Jésus ne cache rien de ce qui attend Pierre, souligne l’évangéliste Jean. Ce ne sera pas une sinécure. Il n’y aura ni le confort ni la tranquillité. Suivre Jésus, ce n’est pas une gloire au sens du monde qui considère qu’on reçoit les honneurs des puissants et qu’on a toutes sortes de facilités au quotidien. Pierre mourra d’avoir suivi Jésus, mais il aura vécu. Pierre aura existé, vraiment. Et c’est ici le temps de la résurrection pour Pierre qui, jusque là, se berçait d’illusions.

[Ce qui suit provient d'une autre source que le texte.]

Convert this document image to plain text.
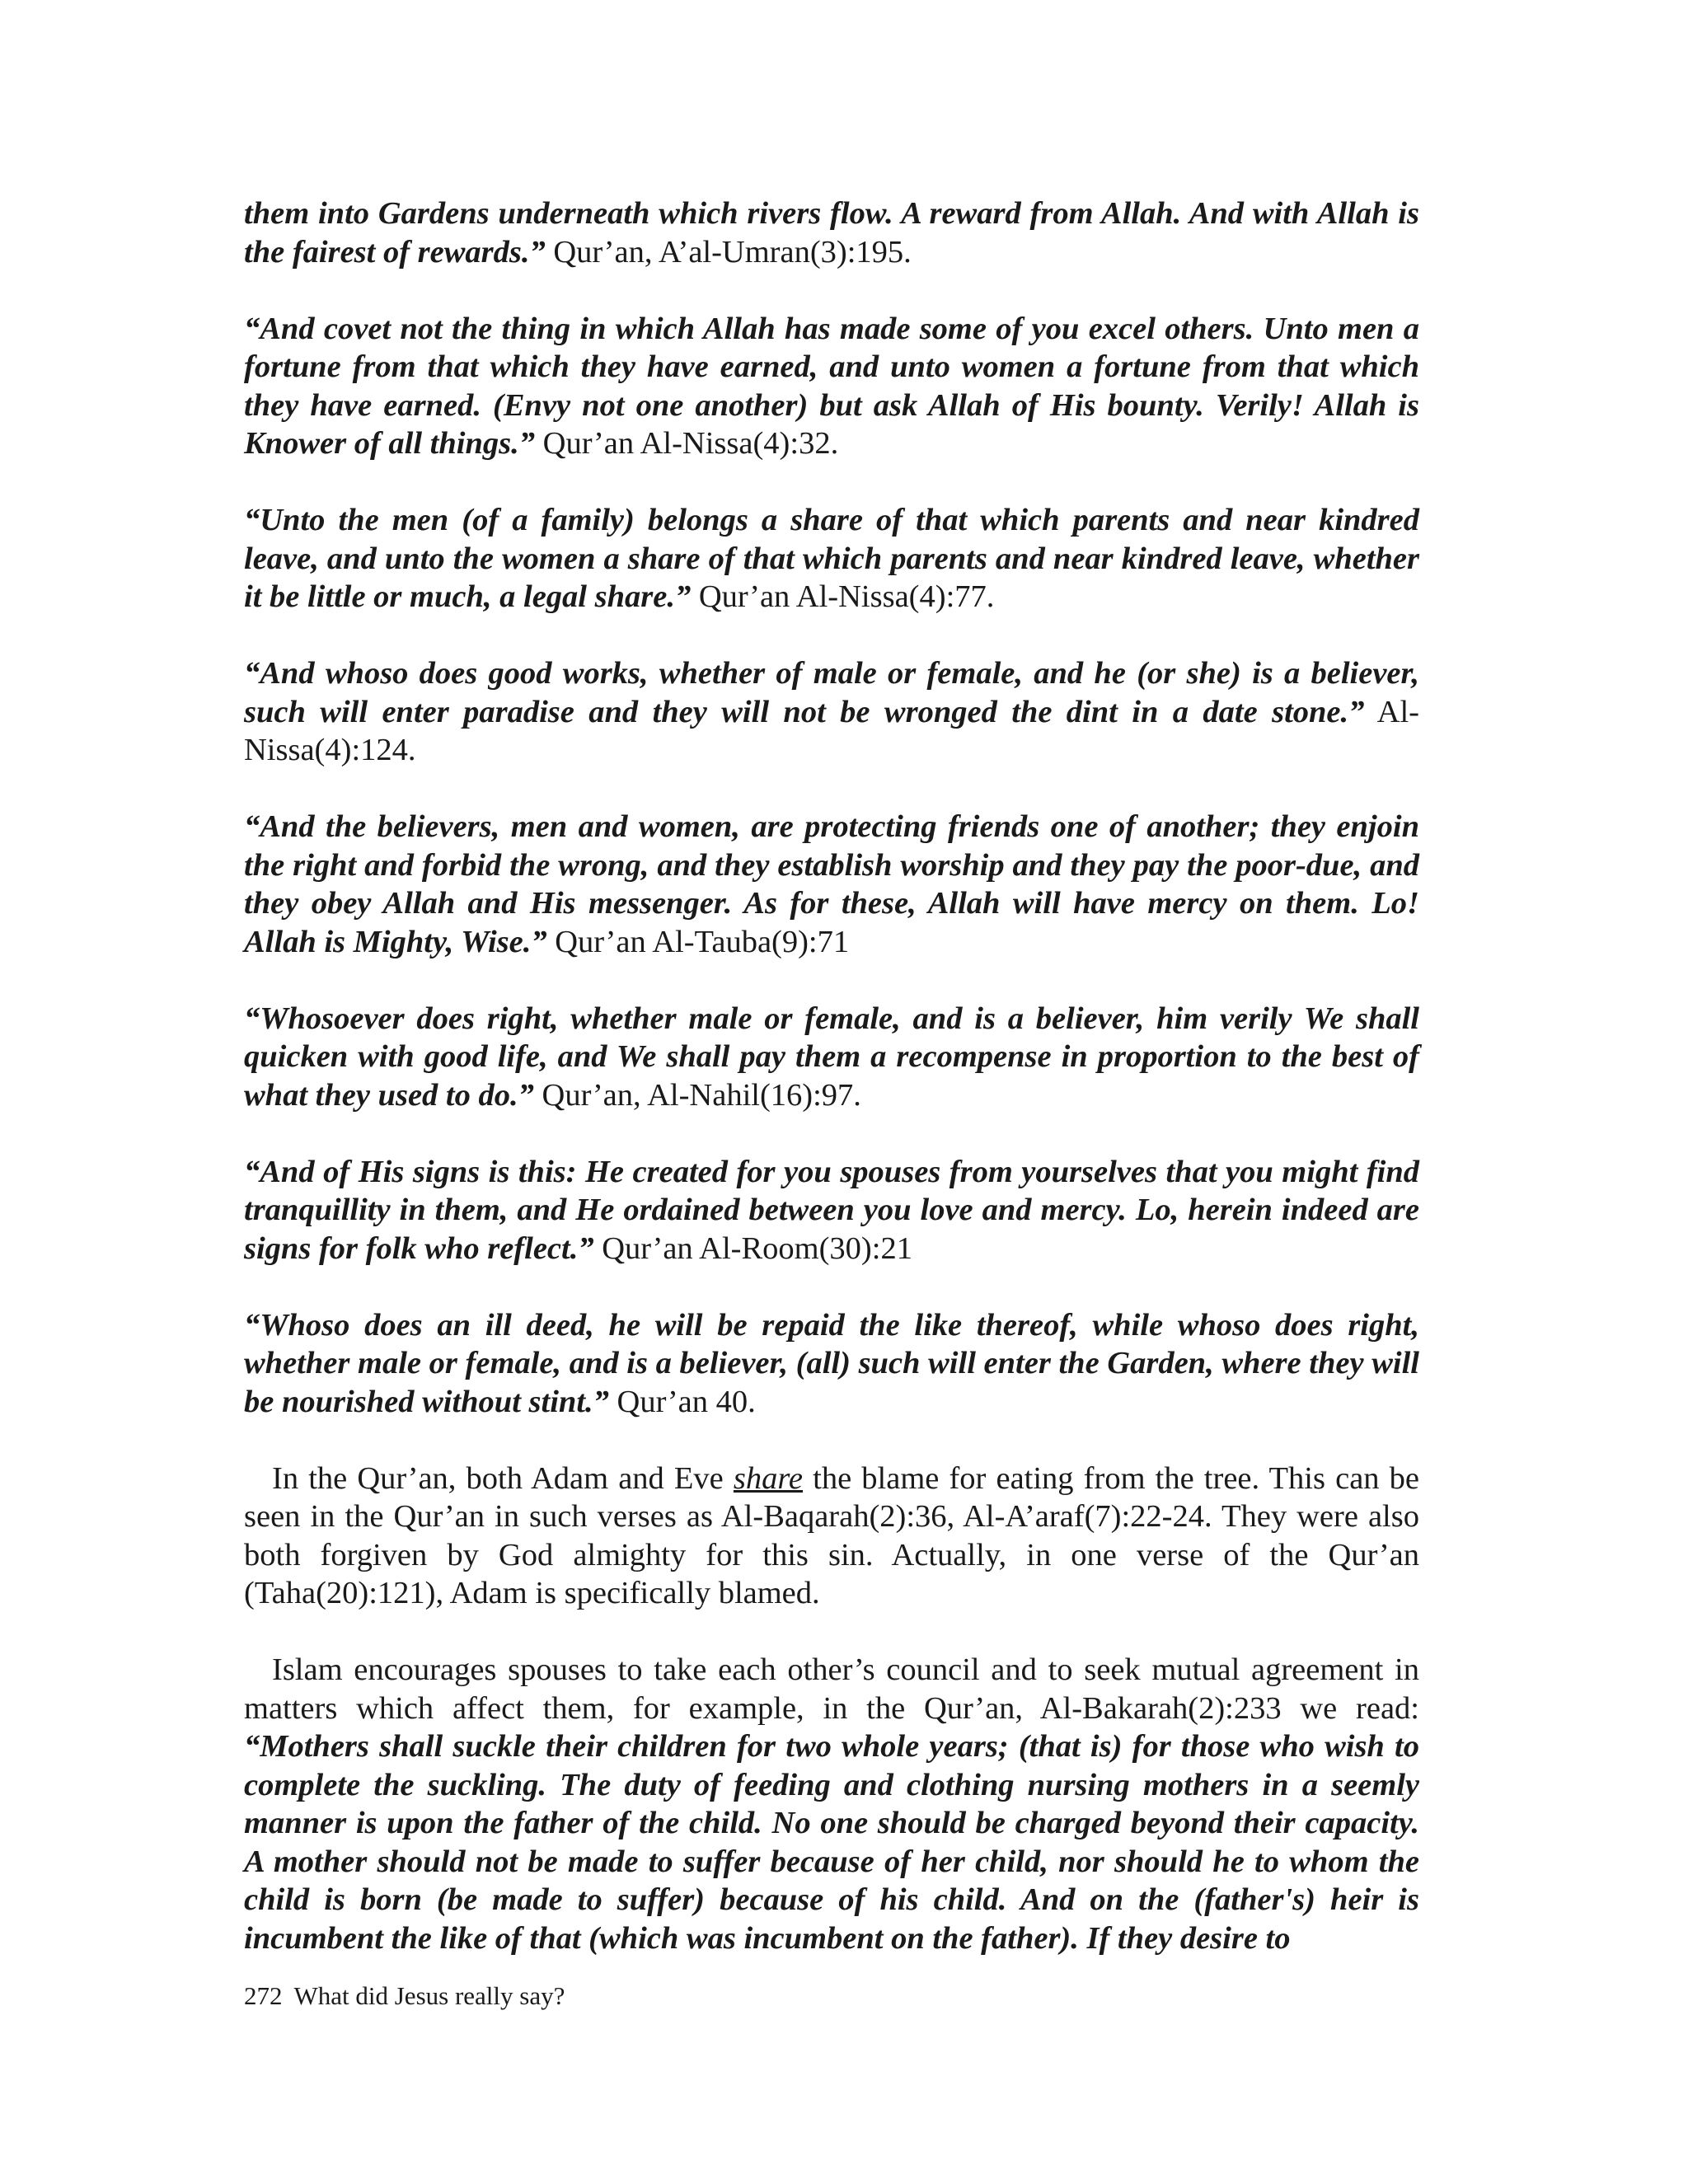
them into Gardens underneath which rivers flow. A reward from Allah. And with Allah is the fairest of rewards.” Qur’an, A’al-Umran(3):195.

“And covet not the thing in which Allah has made some of you excel others. Unto men a fortune from that which they have earned, and unto women a fortune from that which they have earned. (Envy not one another) but ask Allah of His bounty. Verily! Allah is Knower of all things.” Qur’an Al-Nissa(4):32.

“Unto the men (of a family) belongs a share of that which parents and near kindred leave, and unto the women a share of that which parents and near kindred leave, whether it be little or much, a legal share.” Qur’an Al-Nissa(4):77.

“And whoso does good works, whether of male or female, and he (or she) is a believer, such will enter paradise and they will not be wronged the dint in a date stone.” Al-Nissa(4):124.

“And the believers, men and women, are protecting friends one of another; they enjoin the right and forbid the wrong, and they establish worship and they pay the poor-due, and they obey Allah and His messenger. As for these, Allah will have mercy on them. Lo! Allah is Mighty, Wise.” Qur’an Al-Tauba(9):71

“Whosoever does right, whether male or female, and is a believer, him verily We shall quicken with good life, and We shall pay them a recompense in proportion to the best of what they used to do.” Qur’an, Al-Nahil(16):97.

“And of His signs is this: He created for you spouses from yourselves that you might find tranquillity in them, and He ordained between you love and mercy. Lo, herein indeed are signs for folk who reflect.” Qur’an Al-Room(30):21

“Whoso does an ill deed, he will be repaid the like thereof, while whoso does right, whether male or female, and is a believer, (all) such will enter the Garden, where they will be nourished without stint.” Qur’an 40.

In the Qur’an, both Adam and Eve share the blame for eating from the tree. This can be seen in the Qur’an in such verses as Al-Baqarah(2):36, Al-A’araf(7):22-24. They were also both forgiven by God almighty for this sin. Actually, in one verse of the Qur’an (Taha(20):121), Adam is specifically blamed.

Islam encourages spouses to take each other’s council and to seek mutual agreement in matters which affect them, for example, in the Qur’an, Al-Bakarah(2):233 we read: “Mothers shall suckle their children for two whole years; (that is) for those who wish to complete the suckling. The duty of feeding and clothing nursing mothers in a seemly manner is upon the father of the child. No one should be charged beyond their capacity. A mother should not be made to suffer because of her child, nor should he to whom the child is born (be made to suffer) because of his child. And on the (father's) heir is incumbent the like of that (which was incumbent on the father). If they desire to

272 What did Jesus really say?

Désormais, il est tout à fait conscient de sa véritable nature. Le Christ lui a permis d’ouvrir les yeux sur sa condition de pécheur au sens du péché. Et le Christ lui a révélé que cela n’était pas un obstacle à une vie bonne. En le rejoignant dans la vérité de cette condition très humaine, le Christ lui révèle aussi le caractère divin de son humanité. Pierre est pardonné de n’être que ce qu’il est. Or, pour être vraiment pardonné, il fallait qu’il en soit d’abord conscient. Il faut que nous soyons conscients de nos insuffisances pour accueillir le pardon de Dieu sur notre vie, et être ressuscités, et entendre l’appel qui nous est lancé par le Christ à le suivre. Voilà le sens de notre vie spirituelle.